Mas lutámos finalmente pelas nossas vidas porque atrás de nós está o mar e não tínhamos para onde fugir.
Não havia alternativa.”
E que ruas eram as suas?
“Vivíamos num apartamento alugado na King George.
Naquele triângulo de ruas do centro de Jerusalém: King George, Jaffa e Ben Yehuda”, diz o escritor, olhando para trás e de novo para a frente, para as novas impossibilidades que Israel tem de encarar.
Para o triângulo mais vasto que é Israel e a sua complexidade, e a sua soberana teimosia. Para o país dividido que celebra oficialmente a independência no mesmo dia que uma parte dos seus habitantes assinala a nakba.
Para a juventude cansada de falar destes assuntos, ou simplesmente demasiado longe de não ter um Estado para saber o que isso é.
Aproximando a lupa — qual o país que resiste a um tal exercício? —, para os problemas de Israel com os beduínos a quem não reconhece a terra e com os 40 mil refugiados a quem não outorga asilo.
Para um Médio Oriente sempre em mortal ebulição — Yehoshua diz: “Até hoje Israel é o único Estado do mundo que está sob o risco de destruição total.”
E, no entanto, antes e depois, vive a sua vida.
Normal, não completamente normalizada, como era o seu intuito inicial, os sonhos dos que fizeram nascer este país.
Duas pessoas podem cruzar-se na rua e encontrar a sua língua materna, e por um curto instante revisitar uma antiga casa.
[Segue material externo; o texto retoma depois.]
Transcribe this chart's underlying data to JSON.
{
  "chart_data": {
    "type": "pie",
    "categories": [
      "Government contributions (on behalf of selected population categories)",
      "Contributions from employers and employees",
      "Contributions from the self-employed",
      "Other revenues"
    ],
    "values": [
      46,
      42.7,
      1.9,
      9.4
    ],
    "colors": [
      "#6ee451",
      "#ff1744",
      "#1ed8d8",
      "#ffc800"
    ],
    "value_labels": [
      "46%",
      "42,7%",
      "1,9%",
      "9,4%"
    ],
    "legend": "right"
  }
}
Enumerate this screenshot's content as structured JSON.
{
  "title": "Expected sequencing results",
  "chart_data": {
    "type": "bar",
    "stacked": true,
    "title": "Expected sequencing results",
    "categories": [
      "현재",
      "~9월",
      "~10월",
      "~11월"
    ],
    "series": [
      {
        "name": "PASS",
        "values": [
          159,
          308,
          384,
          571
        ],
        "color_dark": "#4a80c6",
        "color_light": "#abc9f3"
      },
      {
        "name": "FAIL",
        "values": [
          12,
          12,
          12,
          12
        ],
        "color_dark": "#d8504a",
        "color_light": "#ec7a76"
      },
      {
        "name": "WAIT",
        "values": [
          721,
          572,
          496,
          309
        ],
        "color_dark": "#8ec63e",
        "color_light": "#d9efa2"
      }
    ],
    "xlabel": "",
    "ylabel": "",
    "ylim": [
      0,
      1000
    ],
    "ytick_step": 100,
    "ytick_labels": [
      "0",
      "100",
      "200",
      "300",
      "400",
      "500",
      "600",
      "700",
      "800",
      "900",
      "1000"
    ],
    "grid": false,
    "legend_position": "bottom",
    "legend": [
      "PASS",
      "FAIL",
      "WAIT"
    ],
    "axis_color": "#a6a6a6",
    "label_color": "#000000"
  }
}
Um palestiniano pode cuidar de cinco raparigas judias, religiosamente, duas vezes por semana.
Ou explicar, com o máximo respeito, a um estrangeiro, a necessidade de observar o Shabbat.
Isto também é Israel, 70 anos depois.
Qual é mesmo o ditado, o velho ensinamento judeu?
“O dia é curto e a tarefa imensa.”
Se quiser outros 70, Israel tem mesmo de o praticar.